Ах, да, мы же говорили о брачных чарах… Алой пульсацией промчались мысли о Талентине, в груди разлилась боль. Опираясь на край барной дверцы, я зажмурился, пытаясь прогнать леденящий кровь ужас. Ситуации Лавентин не понимал. А должен осознать, что варианта, который он сейчас так наивно расписывал, не существует.
Но как донести до этого наивного, взбалмошного мальчишки, что он должен придумать что-то другое, придумать немедленно? Объяснить, не признаваясь в моей подлости.
— Знаешь, почему Талентина покончила с собой? — спросил я.
— Ты не рассказывал.
Не рассказывал? Да, кажется… вроде только на Сарсанну кричал, когда она пришла после смерти Талентины. А что кричал? Не помню…
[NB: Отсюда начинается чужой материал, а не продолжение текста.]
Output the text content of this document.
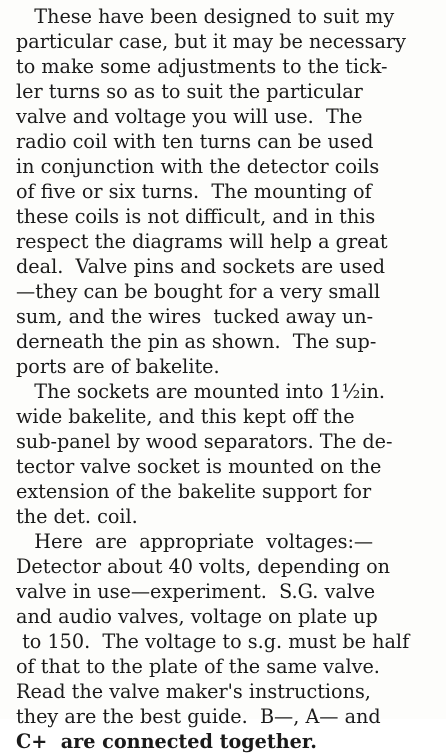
These have been designed to suit my
particular case, but it may be necessary
to make some adjustments to the tick-
ler turns so as to suit the particular
valve and voltage you will use.  The
radio coil with ten turns can be used
in conjunction with the detector coils
of five or six turns.  The mounting of
these coils is not difficult, and in this
respect the diagrams will help a great
deal.  Valve pins and sockets are used
—they can be bought for a very small
sum, and the wires  tucked away un-
derneath the pin as shown.  The sup-
ports are of bakelite.
The sockets are mounted into 1½in.
wide bakelite, and this kept off the
sub-panel by wood separators. The de-
tector valve socket is mounted on the
extension of the bakelite support for
the det. coil.
Here  are  appropriate  voltages:—
Detector about 40 volts, depending on
valve in use—experiment.  S.G. valve
and audio valves, voltage on plate up
to 150.  The voltage to s.g. must be half
of that to the plate of the same valve.
Read the valve maker's instructions,
they are the best guide.  B—, A— and
C+  are connected together.
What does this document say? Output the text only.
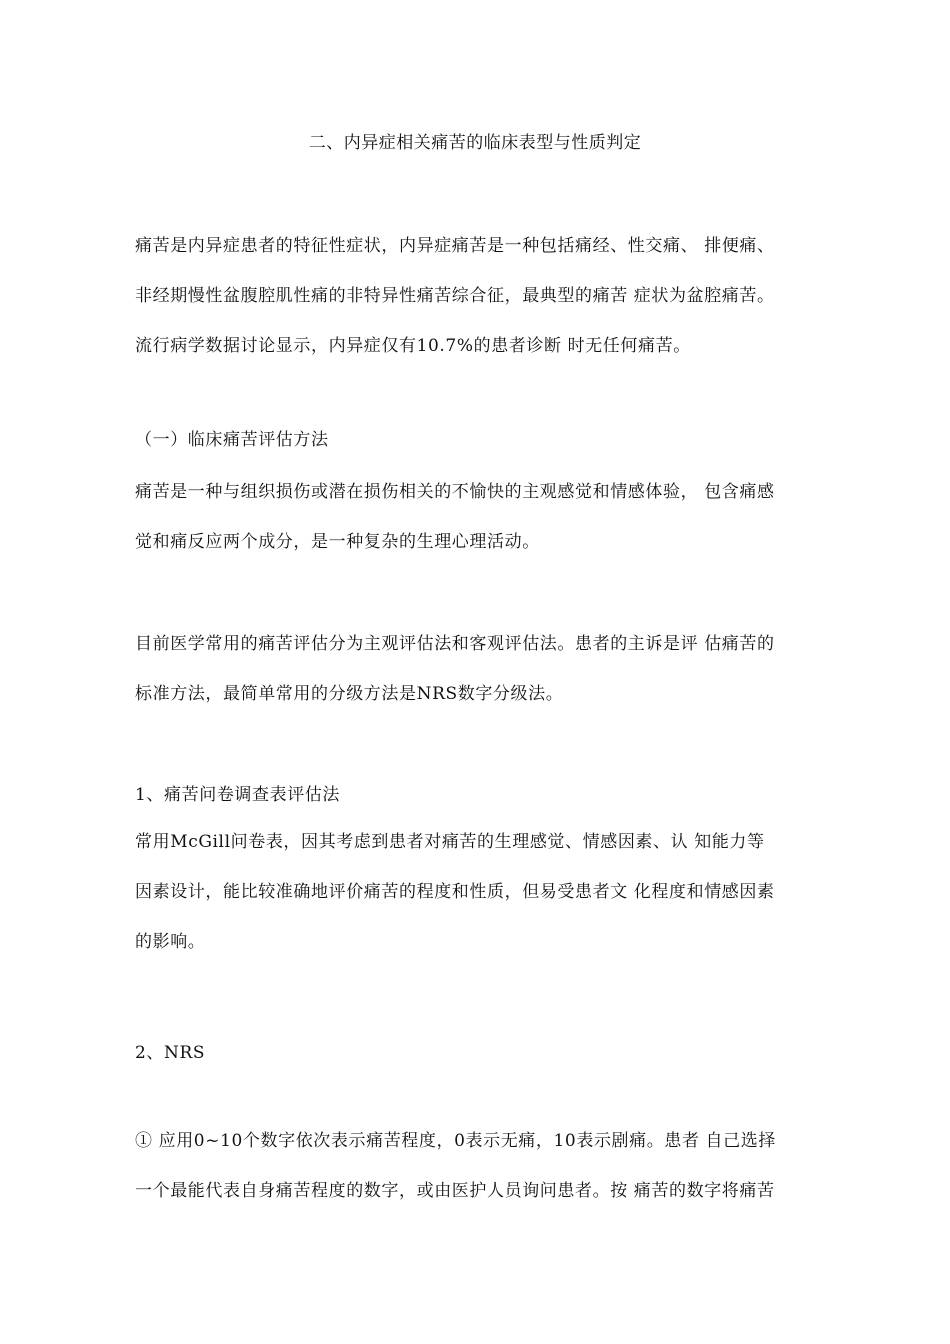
二、内异症相关痛苦的临床表型与性质判定
痛苦是内异症患者的特征性症状，内异症痛苦是一种包括痛经、性交痛、 排便痛、
非经期慢性盆腹腔肌性痛的非特异性痛苦综合征，最典型的痛苦 症状为盆腔痛苦。
流行病学数据讨论显示，内异症仅有10.7%的患者诊断 时无任何痛苦。
（一）临床痛苦评估方法
痛苦是一种与组织损伤或潜在损伤相关的不愉快的主观感觉和情感体验， 包含痛感
觉和痛反应两个成分，是一种复杂的生理心理活动。
目前医学常用的痛苦评估分为主观评估法和客观评估法。患者的主诉是评 估痛苦的
标准方法，最简单常用的分级方法是NRS数字分级法。
1、痛苦问卷调查表评估法
常用McGill问卷表，因其考虑到患者对痛苦的生理感觉、情感因素、认 知能力等
因素设计，能比较准确地评价痛苦的程度和性质，但易受患者文 化程度和情感因素
的影响。
2、NRS
① 应用0~10个数字依次表示痛苦程度，0表示无痛，10表示剧痛。患者 自己选择
一个最能代表自身痛苦程度的数字，或由医护人员询问患者。按 痛苦的数字将痛苦
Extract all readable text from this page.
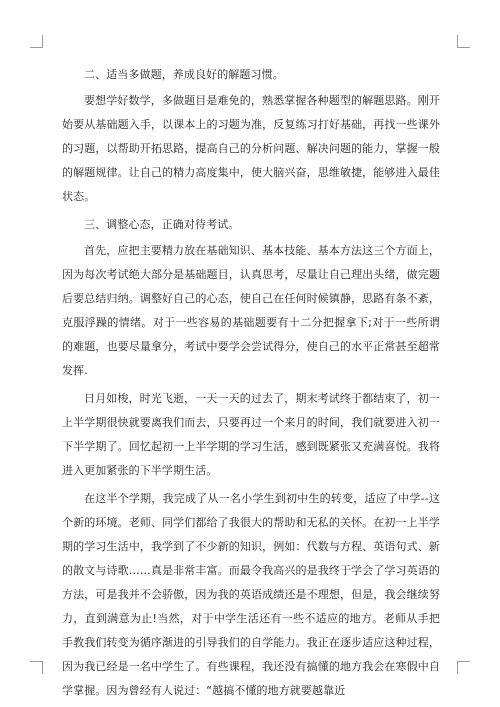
二、适当多做题，养成良好的解题习惯。

要想学好数学，多做题目是难免的，熟悉掌握各种题型的解题思路。刚开始要从基础题入手，以课本上的习题为准，反复练习打好基础，再找一些课外的习题，以帮助开拓思路，提高自己的分析问题、解决问题的能力，掌握一般的解题规律。让自己的精力高度集中，使大脑兴奋，思维敏捷，能够进入最佳状态。

三、调整心态，正确对待考试。

首先，应把主要精力放在基础知识、基本技能、基本方法这三个方面上，因为每次考试绝大部分是基础题目，认真思考，尽量让自己理出头绪，做完题后要总结归纳。调整好自己的心态，使自己在任何时候镇静，思路有条不紊，克服浮躁的情绪。对于一些容易的基础题要有十二分把握拿下;对于一些所谓的难题，也要尽量拿分，考试中要学会尝试得分，使自己的水平正常甚至超常发挥.

日月如梭，时光飞逝，一天一天的过去了，期末考试终于都结束了，初一上半学期很快就要离我们而去，只要再过一个来月的时间，我们就要进入初一下半学期了。回忆起初一上半学期的学习生活，感到既紧张又充满喜悦。我将进入更加紧张的下半学期生活。

在这半个学期，我完成了从一名小学生到初中生的转变，适应了中学--这个新的环境。老师、同学们都给了我很大的帮助和无私的关怀。在初一上半学期的学习生活中，我学到了不少新的知识，例如：代数与方程、英语句式、新的散文与诗歌……真是非常丰富。而最令我高兴的是我终于学会了学习英语的方法，可是我并不会骄傲，因为我的英语成绩还是不理想，但是，我会继续努力，直到满意为止!当然，对于中学生活还有一些不适应的地方。老师从手把手教我们转变为循序渐进的引导我们的自学能力。我正在逐步适应这种过程，因为我已经是一名中学生了。有些课程，我还没有搞懂的地方我会在寒假中自学掌握。因为曾经有人说过：“越搞不懂的地方就要越靠近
Сосредоточился на том, что надо объяснить ситуацию. Слова всплывали из тумана опьянения удивительно легко, будто ждали:
— Мои ухаживания и предложения она приняла под давлением родственников. Даже, я бы сказал, из-за их шантажа. В первую брачную ночь она заплакала и призналась, что любит другого, без него ей не жить, и если я хоть каплю её люблю, то должен отпустить. — К горлу подступала тошнота, я помахал рукой. — Конечно, я был молод и благороден, тоже верил в силу воли и прочие глупости. Считал, что никакой брачный браслет мне не указ, и если я захочу… — Меня захлестнуло отвращением. Как глуп я был тогда! Стискивая губы, я давил ненависть к своей наивности. — А потом начался кошмар. Во снах. Наяву. Мы часами не могли отойти друг от друга. Порой было трудно понять, где сон, где реальность. И в какой-то момент физическое воздействие стало настолько велико, что мы не удержались. Ночью, пока я ещё спал, Талентина осознала, что навеки привязана ко мне и не будет с любимым. Написала прощальную записку и утопилась. Конец истории.
Я выдохнул.
Не так уж страшно оказалось в этом признаться. Хотя завтра я об этом пожалею.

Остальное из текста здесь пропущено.